DEUX RASSEMBLEMENTS RIVAUX

"On verra un peu plus tard mais ça ne peut pas continuer comme ça, confie M. Mézard. Le PS est passé sous les fourches Caudines des Verts. Il risque de se rendre compte que c’est glissant." Les écologistes ont en effet réussi à apparaître comme les fers de lance de la réactivation de cette proposition emblématique, adoptée en 2000 à l’Assemblée nationale mais qui n’avait jamais réussi à passer le cap du Sénat.

La candidate écologiste à l’élection présidentielle, Eva Joly, a pris part, peu avant le début de l’examen du texte, à un rassemblement d’une petite centaine de personnes. Un peu plus loin, le Front national, Marine Le Pen en tête, manifestait sous un écran géant son opposition au droit de vote des étrangers. Entre les deux, un imposant dispositif policier. Faible mobilisation mais opposition tranchée, aiguisant le clivage droite-gauche.

En faisant le choix de répondre lui-même, au nom du gouvernement, à cette proposition de loi, le premier ministre, François Fillon, a voulu à la fois en souligner l’enjeu et marquer sa "cohérence" sur les principes qui, selon lui, fondent "le lien entre la nationalité et la citoyenneté".

SEPT HEURES DE DÉBAT

Il a accusé la gauche, en accordant ce droit de vote aux élections municipales, de "saper un des fondements de notre République". "Dissocier le droit de vote de la nationalité française, c’est prendre le risque de communautariser le débat public, a-t-il poursuivi. Je ne suis pas prêt à en courir le risque." M. Fillon s’est dit "choqué" par l’argument selon lequel la contribution des étrangers par l’impôt justifierait qu’ils puissent décider de l’utilisation qui en est faite. "Le droit de vote ne s’achète pas", s’est exclamé le premier ministre.

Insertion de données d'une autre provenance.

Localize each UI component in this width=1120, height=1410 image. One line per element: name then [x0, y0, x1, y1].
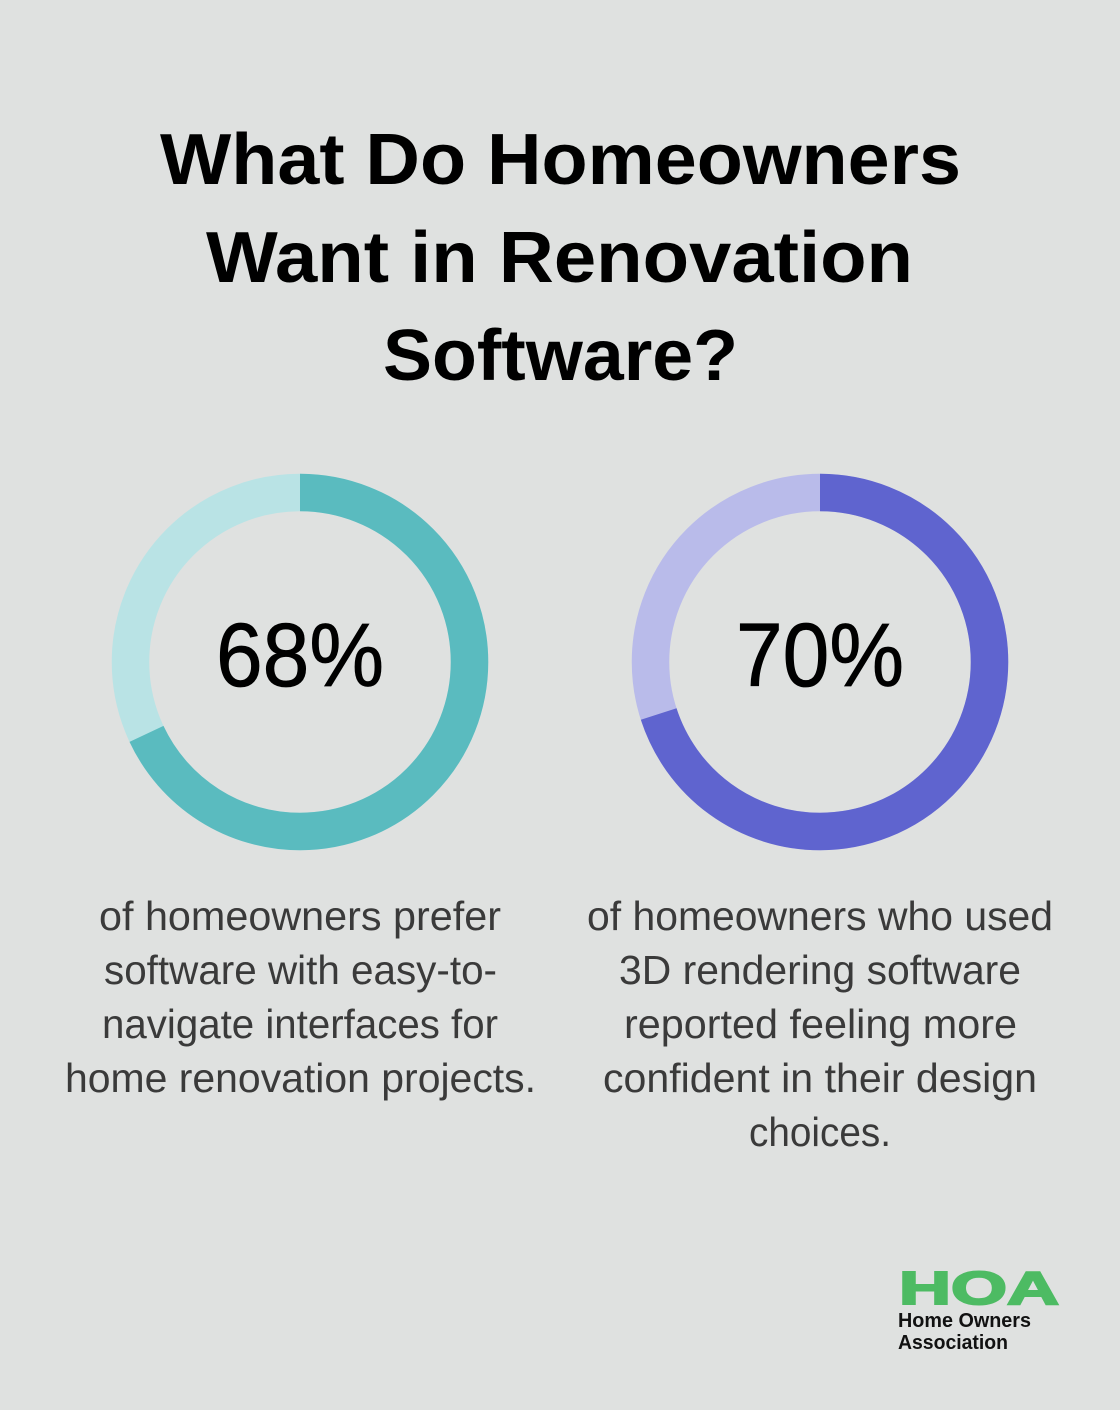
logo: HOA Home Owners Association: Home Owners [898, 1310, 1031, 1332]
donut chart: 68% [130, 492, 470, 832]
title: Software? [383, 316, 738, 396]
donut chart: 70%: 70% [736, 606, 904, 706]
title: What Do Homeowners [160, 120, 961, 200]
title: Want in Renovation [206, 218, 913, 298]
text block: 68% description: software with easy-to- [104, 947, 497, 993]
donut chart: 70% [650, 492, 990, 832]
text block: 70% description: choices. [749, 1109, 891, 1155]
donut chart: 68%: 68% [216, 606, 384, 706]
logo: HOA Home Owners Association [898, 1262, 1059, 1354]
text block: 68% description: home renovation projects. [65, 1055, 536, 1101]
text block: 70% description: reported feeling more [624, 1001, 1017, 1047]
text block: 70% description: of homeowners who used [587, 893, 1053, 939]
text block: 70% description: confident in their design [603, 1055, 1037, 1101]
text block: 68% description [65, 893, 536, 1101]
logo: HOA Home Owners Association: Association [898, 1332, 1008, 1354]
text block: 68% description: navigate interfaces for [102, 1001, 498, 1047]
text block: 70% description [587, 893, 1053, 1155]
logo: HOA Home Owners Association: HOA [899, 1262, 1059, 1314]
text block: 68% description: of homeowners prefer [99, 893, 501, 939]
text block: 70% description: 3D rendering software [619, 947, 1021, 993]
title [160, 120, 961, 396]
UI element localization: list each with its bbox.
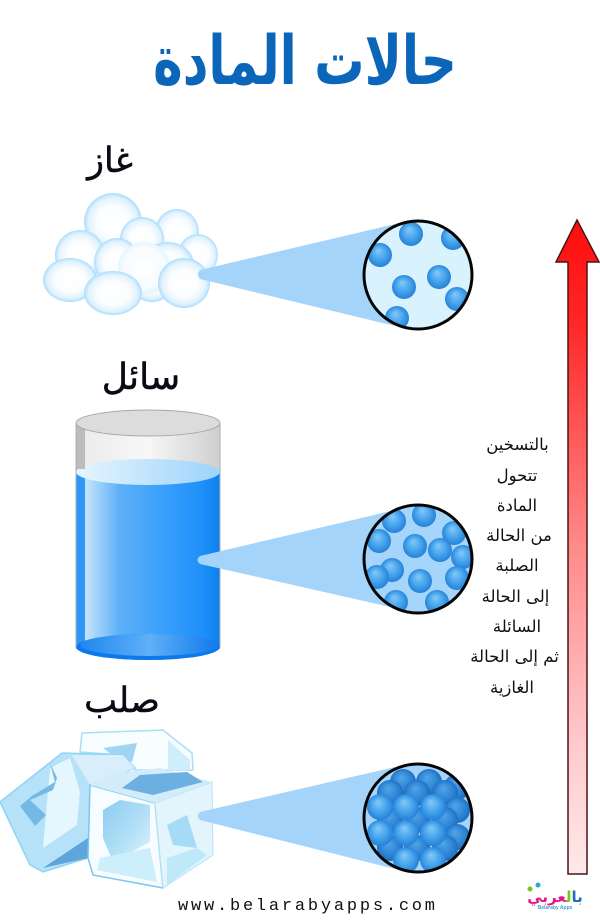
heading: solid: صلب (84, 681, 160, 721)
logo: بالعربي (527, 888, 583, 906)
title: حالات المادة (153, 23, 457, 101)
icon: glass of water (76, 410, 220, 660)
zoom cone: liquid (198, 510, 395, 608)
text block: heating explanation: الصلبة (495, 556, 539, 575)
back cube (80, 730, 193, 770)
magnified circle: liquid particles (364, 503, 475, 614)
arrow: heating direction (556, 220, 599, 874)
front cube (88, 768, 213, 888)
text block: heating explanation: السائلة (493, 617, 541, 636)
text block: heating explanation: المادة (497, 496, 537, 515)
text block: heating explanation: بالتسخين (486, 435, 549, 454)
heading: gas: غاز (85, 141, 133, 181)
text block: heating explanation: الغازية (490, 678, 534, 698)
text block: heating explanation: ثم إلى الحالة (470, 647, 559, 666)
zoom cone: solid (198, 767, 395, 869)
text block: heating explanation: من الحالة (486, 526, 552, 545)
text block: heating explanation (470, 435, 559, 698)
website url: www.belarabyapps.com (178, 897, 435, 916)
logo (527, 882, 583, 911)
left cube (0, 753, 135, 872)
magnified circle: solid particles (364, 764, 472, 873)
logo: Belaraby Apps (538, 905, 573, 911)
text block: heating explanation: إلى الحالة (482, 587, 549, 606)
icon: cloud (43, 193, 218, 315)
heading: liquid: سائل (102, 357, 180, 398)
text block: heating explanation: تتحول (497, 466, 538, 486)
zoom cone: gas (198, 224, 395, 326)
icon: ice cubes (0, 730, 213, 888)
magnified circle: gas particles (364, 221, 472, 330)
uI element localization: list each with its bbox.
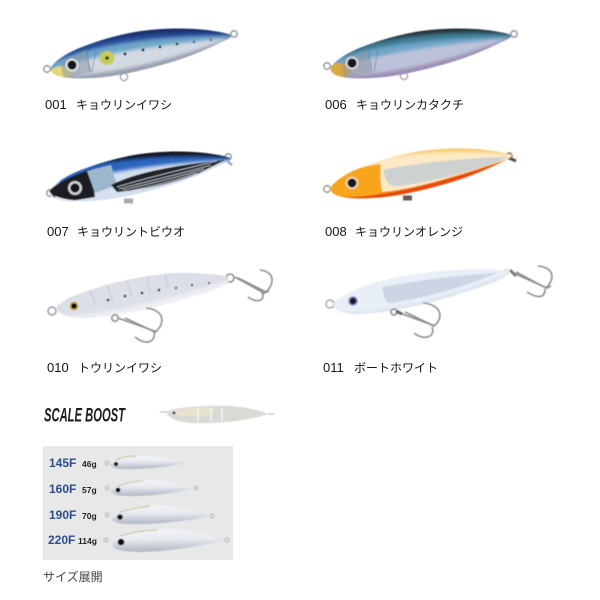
label 008: 008	[325, 224, 347, 239]
size row 145F: 145F	[49, 456, 76, 470]
rear treble hook	[511, 266, 552, 297]
size row 145F	[49, 456, 186, 470]
lure 001	[42, 28, 238, 82]
lure 008	[322, 148, 517, 202]
belly treble hook	[391, 303, 440, 337]
size row 160F	[49, 480, 198, 496]
label 008: キョウリンオレンジ	[355, 225, 463, 239]
lure 011	[326, 266, 552, 337]
scale boost lure	[160, 406, 274, 423]
label 007: キョウリントビウオ	[77, 225, 185, 239]
size row 160F: 160F	[49, 482, 76, 496]
lure 006	[322, 28, 518, 81]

"J’avoue ne pas être outrageusement choqué par la perspective de voir des étrangers, y compris non communautaires, voter pour les scrutins cantonaux et municipaux. A compter du moment où ils paient des impôts, où ils respectent nos lois, où ils vivent sur notre territoire…", a commencé Esther Benbassa (EELV), la rapporteure du texte, déclenchant les protestations des élus de l’UMP. "Je cite un texte de M. Sarkozy", les a-t-elle immédiatement mouchés, enchaînant ensuite les citations du même –"Je crois que c’est un facteur d’intégration"– et d’autres responsables de l’actuelle majorité.

Durant près de sept heures, le débat s’est poursuivi, sans que les arguments des uns fassent bouger les positions des autres. "Cessez d’attiser la peur de l’autre. Il n’y a pas de pire ferment pour le communautarisme que le refus d’une citoyenneté de résidence", a lancé M. Rebsamen, s’en prenant vivement au ministre de l’intérieur, Claude Guéant, "qui tient chaque jour des propos qui attisent les antagonismes".

"Les étrangers peuvent participer à la vie politique s’ils sont naturalisés, et s’ils parlent français, a répondu le ministre de l’intérieur, provoquant de vives réactions à gauche. Votre proposition ouvre la voie au communautarisme. Pour être citoyen à part entière, il faut être français, c’est très simple." La gauche s’est dite "fière" d’avoir fait franchir une étape à ce nouveau droit.